I've just finished breezing through Hans Kung's Great Christian Thinkers (1994), which looks at seven Christian theologians: Paul, Origen, Augustine, Aquinas, Luther, Schleiermacher, and Barth. I confess that the discourse of 20th-century theologians is utterly baffling to me; the words and categories employed just seem to lack any objective content. So I'll write a paragraph or two on Friedrich Schleiermacher (1768-1834), termed by Kung the first theologian who was "a modern man through and through." What does this mean?
Kung amplifies, explaining that having a modern mindset, to him, means:
- Affirming modern philosophy, essentially the Enlightenment and especially Kant.
- Affirming historical criticism and applying it to the foundation documents in the Bible, which Schleiermacher did as a pioneer in biblical hermeneutics.
- Affrming modern literature, art, and society, which Schleiermacher did as an active participant in the German scholarly ferment of the Romantic period.

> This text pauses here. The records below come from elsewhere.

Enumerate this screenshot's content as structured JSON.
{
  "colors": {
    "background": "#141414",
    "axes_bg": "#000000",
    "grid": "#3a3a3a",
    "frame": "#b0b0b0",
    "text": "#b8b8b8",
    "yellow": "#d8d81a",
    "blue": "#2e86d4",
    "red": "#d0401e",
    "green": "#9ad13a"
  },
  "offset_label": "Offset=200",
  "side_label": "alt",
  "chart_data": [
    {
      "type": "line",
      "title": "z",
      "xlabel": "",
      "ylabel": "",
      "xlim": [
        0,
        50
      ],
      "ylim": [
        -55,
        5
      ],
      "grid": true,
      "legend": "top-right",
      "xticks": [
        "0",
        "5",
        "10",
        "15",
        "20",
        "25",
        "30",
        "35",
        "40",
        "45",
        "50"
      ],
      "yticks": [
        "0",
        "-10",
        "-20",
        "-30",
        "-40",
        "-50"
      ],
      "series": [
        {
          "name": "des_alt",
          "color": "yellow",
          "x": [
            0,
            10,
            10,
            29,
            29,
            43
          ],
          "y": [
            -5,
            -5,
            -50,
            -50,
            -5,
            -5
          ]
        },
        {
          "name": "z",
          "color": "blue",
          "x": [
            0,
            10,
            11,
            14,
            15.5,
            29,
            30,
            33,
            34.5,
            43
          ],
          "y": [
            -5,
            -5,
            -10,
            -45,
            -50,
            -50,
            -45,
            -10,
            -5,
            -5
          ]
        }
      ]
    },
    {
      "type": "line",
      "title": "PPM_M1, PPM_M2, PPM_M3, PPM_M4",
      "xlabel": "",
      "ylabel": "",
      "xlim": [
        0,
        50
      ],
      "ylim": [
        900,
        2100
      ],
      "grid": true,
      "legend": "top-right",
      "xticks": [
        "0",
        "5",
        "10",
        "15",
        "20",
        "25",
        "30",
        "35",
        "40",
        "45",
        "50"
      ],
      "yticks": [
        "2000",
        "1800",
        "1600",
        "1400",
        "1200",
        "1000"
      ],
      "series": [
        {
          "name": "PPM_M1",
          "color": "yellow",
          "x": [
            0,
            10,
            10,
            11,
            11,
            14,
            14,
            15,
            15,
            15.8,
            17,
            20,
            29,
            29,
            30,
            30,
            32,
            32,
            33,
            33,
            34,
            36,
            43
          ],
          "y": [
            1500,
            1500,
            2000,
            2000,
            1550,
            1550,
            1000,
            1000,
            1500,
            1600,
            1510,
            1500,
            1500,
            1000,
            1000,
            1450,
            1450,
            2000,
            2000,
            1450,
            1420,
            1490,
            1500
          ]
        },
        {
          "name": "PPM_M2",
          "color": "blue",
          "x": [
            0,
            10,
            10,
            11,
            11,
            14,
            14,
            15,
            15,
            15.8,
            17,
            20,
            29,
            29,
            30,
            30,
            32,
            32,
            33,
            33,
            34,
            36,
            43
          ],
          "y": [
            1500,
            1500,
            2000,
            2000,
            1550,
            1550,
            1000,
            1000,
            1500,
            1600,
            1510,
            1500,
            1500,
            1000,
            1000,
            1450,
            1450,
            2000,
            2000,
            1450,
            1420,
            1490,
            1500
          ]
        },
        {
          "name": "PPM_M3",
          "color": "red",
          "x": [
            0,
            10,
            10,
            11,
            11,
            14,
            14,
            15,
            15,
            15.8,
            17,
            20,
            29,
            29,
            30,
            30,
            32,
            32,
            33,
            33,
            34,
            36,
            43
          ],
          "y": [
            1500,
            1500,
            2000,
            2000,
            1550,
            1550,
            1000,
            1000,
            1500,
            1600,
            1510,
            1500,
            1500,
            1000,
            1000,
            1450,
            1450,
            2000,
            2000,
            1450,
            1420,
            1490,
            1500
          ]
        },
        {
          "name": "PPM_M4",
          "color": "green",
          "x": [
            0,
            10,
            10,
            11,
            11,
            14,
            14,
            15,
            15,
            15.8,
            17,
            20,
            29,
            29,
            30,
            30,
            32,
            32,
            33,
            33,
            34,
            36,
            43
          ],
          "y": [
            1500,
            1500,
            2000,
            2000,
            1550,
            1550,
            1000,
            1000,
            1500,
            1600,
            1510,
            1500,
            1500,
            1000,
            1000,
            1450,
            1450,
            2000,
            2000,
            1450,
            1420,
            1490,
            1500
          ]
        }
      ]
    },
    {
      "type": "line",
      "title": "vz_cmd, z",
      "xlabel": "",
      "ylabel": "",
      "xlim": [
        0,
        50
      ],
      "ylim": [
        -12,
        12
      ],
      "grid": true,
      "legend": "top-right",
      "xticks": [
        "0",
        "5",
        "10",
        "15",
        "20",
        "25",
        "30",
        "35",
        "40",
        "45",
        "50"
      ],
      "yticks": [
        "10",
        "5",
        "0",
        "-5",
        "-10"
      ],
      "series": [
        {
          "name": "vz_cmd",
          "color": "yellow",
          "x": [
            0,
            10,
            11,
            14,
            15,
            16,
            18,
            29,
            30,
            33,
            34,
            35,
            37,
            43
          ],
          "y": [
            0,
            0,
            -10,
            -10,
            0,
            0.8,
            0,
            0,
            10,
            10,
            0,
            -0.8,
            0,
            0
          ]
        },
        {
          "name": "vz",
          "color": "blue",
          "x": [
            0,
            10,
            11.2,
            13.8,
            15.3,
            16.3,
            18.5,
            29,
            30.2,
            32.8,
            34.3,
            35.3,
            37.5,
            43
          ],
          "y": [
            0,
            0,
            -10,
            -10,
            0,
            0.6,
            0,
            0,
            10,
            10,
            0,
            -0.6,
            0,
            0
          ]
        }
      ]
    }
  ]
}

In simpler terms, being modern in this sense meant turning away from the premodern stress on demons, witchcraft, and supernatural religion while, at the same time, not following Enlightenment rationalism into intellectualized unbelief. As Kung describes it, Schleiermacher's approach was to describe religion as neither science nor morality nor art, but as a "mysterious experience" or a "sense and taste for the infinite" or the "indwelling of the infinite in the finite" (quoting Kung). Those phrases may sound a bit vacuous, but viewed sympathetically they are an attempt to express religion in the modern idiom without reducing it to a either a branch of philosophy or natural science.
A couple of comments: First, we ought to admire Schleiermacher, a pastor all his life as well as a scholar, for trying to carve out philosophical turf on which modern theology could stand on its own, being grounded in human experience of the divine rather than manifestations of the supernatural. Second, it's worth noting that orthodox Mormon doctrine, as well as a good deal of Evangelical theologizing, appears to be premodern in terms of Kung's discussion. Oh well.
I don't know as much about Schleiermacher as I should or would like to--I'm more familiar with his intellectual descendants in literary hermeneutics. I'm impressed with some of their stuff (Gadamer, Ricoeur), so maybe it's time to get to the roots.